LONDRA. Una collisione fra due sottomarini nucleari nel mezzo dell'Oceano Atlantico, che avrebbe potuto causare un disastro, è avvenuta all'inizio di febbraio. L'incidente fra un mezzo francese e uno britannico sta creando non poco imbarazzo oltremanica.
I due sottomarini (l'HMS Vanguard e il francese Le Triomphant) – che trasportavano entrambi missili nucleari e avevano, in tutto, circa 250 marinai a bordo – navigavano a fior d'acqua ed erano impegnati in due distinte missioni. Nella collisione hanno riportato entrambi danni, ma non avarie all'attrezzatura nucleare, ha rassicurato il ministero della Difesa britannico. Ma rimane lo sconcerto per l'accaduto: "Le conseguenze potenziali sono impensabili", ha detto una fonte della Royal Navy al tabloid. "L'esplosione nucleare era improbabile, ma una fuga radioattiva era possibile. Non solo: avremmo potuto perdere l'equipaggio e le testate nucleari. Sarebbe stato un disastro nazionale".

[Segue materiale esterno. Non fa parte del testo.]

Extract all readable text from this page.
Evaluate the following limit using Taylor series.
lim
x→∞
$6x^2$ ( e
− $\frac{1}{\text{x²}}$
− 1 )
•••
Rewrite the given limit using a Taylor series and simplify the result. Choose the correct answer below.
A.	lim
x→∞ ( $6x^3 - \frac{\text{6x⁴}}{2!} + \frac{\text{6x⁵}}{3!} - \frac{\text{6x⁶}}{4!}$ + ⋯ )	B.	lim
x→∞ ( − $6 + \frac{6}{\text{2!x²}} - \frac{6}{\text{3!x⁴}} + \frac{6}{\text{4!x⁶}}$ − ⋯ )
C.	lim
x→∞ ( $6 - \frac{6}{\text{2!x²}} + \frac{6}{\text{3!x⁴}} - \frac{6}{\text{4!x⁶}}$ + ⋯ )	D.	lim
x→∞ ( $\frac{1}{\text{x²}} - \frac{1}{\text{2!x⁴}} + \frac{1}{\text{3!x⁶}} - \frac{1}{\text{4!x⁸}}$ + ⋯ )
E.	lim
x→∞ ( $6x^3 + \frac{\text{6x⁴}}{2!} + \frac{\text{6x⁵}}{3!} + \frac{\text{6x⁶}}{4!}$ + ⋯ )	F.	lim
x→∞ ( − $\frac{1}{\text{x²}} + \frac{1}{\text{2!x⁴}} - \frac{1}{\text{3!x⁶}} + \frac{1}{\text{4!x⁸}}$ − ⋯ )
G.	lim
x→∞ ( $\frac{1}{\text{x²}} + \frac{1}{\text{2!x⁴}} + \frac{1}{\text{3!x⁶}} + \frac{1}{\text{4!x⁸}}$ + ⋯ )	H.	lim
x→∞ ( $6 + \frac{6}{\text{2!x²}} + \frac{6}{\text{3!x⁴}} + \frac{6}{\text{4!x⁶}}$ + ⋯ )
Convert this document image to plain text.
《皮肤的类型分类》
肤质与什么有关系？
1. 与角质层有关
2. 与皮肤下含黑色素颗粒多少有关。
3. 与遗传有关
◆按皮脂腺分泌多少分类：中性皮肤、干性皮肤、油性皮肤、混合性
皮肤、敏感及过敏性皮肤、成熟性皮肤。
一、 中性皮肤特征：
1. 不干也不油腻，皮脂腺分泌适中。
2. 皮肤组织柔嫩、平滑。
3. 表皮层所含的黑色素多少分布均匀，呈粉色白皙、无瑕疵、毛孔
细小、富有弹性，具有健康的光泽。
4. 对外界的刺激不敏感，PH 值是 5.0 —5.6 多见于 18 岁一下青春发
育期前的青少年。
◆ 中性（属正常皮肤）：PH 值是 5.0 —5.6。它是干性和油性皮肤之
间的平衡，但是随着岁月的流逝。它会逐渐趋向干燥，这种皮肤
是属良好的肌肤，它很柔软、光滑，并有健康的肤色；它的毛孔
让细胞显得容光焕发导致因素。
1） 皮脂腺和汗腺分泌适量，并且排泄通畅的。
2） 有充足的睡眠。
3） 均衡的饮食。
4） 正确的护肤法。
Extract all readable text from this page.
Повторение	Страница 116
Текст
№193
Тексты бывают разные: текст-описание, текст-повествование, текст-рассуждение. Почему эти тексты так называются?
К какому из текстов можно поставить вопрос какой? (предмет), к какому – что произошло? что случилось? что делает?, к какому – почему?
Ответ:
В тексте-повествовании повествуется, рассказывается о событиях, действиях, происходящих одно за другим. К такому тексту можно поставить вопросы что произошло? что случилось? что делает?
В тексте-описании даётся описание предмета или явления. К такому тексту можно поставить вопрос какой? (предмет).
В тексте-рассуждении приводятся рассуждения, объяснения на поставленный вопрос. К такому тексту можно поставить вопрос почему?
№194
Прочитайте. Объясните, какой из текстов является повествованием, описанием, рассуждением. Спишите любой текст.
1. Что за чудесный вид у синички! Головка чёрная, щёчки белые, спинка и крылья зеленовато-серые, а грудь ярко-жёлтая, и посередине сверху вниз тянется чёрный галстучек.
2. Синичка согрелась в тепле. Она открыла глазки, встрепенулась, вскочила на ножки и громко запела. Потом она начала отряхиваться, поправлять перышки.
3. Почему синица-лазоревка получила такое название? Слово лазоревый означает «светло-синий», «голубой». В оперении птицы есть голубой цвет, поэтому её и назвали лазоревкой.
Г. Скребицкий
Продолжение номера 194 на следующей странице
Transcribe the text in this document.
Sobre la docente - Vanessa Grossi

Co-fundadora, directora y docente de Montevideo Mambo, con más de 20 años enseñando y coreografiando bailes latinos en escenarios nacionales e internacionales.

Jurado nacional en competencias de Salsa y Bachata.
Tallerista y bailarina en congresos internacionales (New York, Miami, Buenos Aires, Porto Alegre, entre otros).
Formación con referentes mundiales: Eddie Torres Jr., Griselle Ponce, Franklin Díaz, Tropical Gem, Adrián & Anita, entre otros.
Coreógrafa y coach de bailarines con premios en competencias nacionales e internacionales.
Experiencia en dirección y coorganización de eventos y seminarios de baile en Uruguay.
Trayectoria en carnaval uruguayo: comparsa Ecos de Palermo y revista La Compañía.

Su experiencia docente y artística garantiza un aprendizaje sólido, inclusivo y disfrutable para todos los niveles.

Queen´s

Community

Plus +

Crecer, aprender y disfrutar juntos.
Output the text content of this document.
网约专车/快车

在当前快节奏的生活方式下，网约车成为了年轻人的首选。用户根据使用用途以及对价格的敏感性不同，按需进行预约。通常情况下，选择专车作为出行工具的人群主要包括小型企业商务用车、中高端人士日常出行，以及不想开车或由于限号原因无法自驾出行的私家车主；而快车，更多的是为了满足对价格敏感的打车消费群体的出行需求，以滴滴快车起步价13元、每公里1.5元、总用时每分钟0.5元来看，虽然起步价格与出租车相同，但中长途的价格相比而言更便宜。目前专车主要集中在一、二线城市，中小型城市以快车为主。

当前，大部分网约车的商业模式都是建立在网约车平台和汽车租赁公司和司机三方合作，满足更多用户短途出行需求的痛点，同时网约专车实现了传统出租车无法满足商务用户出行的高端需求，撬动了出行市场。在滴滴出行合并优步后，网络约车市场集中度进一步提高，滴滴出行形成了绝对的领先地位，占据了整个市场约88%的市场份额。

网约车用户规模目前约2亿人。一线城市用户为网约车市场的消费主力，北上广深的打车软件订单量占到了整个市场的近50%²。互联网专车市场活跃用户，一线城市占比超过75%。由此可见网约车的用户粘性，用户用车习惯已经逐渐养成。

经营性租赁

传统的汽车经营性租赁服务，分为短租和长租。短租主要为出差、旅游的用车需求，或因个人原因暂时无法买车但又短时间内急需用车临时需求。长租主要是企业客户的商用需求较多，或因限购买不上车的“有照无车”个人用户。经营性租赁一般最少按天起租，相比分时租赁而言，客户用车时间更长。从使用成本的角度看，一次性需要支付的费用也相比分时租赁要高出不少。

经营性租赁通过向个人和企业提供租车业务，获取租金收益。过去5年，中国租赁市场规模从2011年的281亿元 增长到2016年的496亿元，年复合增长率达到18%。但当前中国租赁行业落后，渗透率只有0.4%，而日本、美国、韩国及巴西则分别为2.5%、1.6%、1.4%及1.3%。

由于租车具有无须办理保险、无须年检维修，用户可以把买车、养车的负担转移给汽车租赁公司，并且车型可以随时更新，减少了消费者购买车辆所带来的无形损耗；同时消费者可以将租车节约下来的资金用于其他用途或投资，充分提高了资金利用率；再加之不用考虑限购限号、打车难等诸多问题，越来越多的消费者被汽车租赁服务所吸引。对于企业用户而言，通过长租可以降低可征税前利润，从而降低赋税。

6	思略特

Un'inchiesta è già stata avviata, anche per capire come sia possibile che ci fossero due sottomarini nello stesso specchio d'acqua, considerati i sofisticati dispositivi radar a bordo. E intanto il Vanguard, che è armato con 16 missili balistici, è già stato trainato a Faslane, in Scozia, per riparare i danni.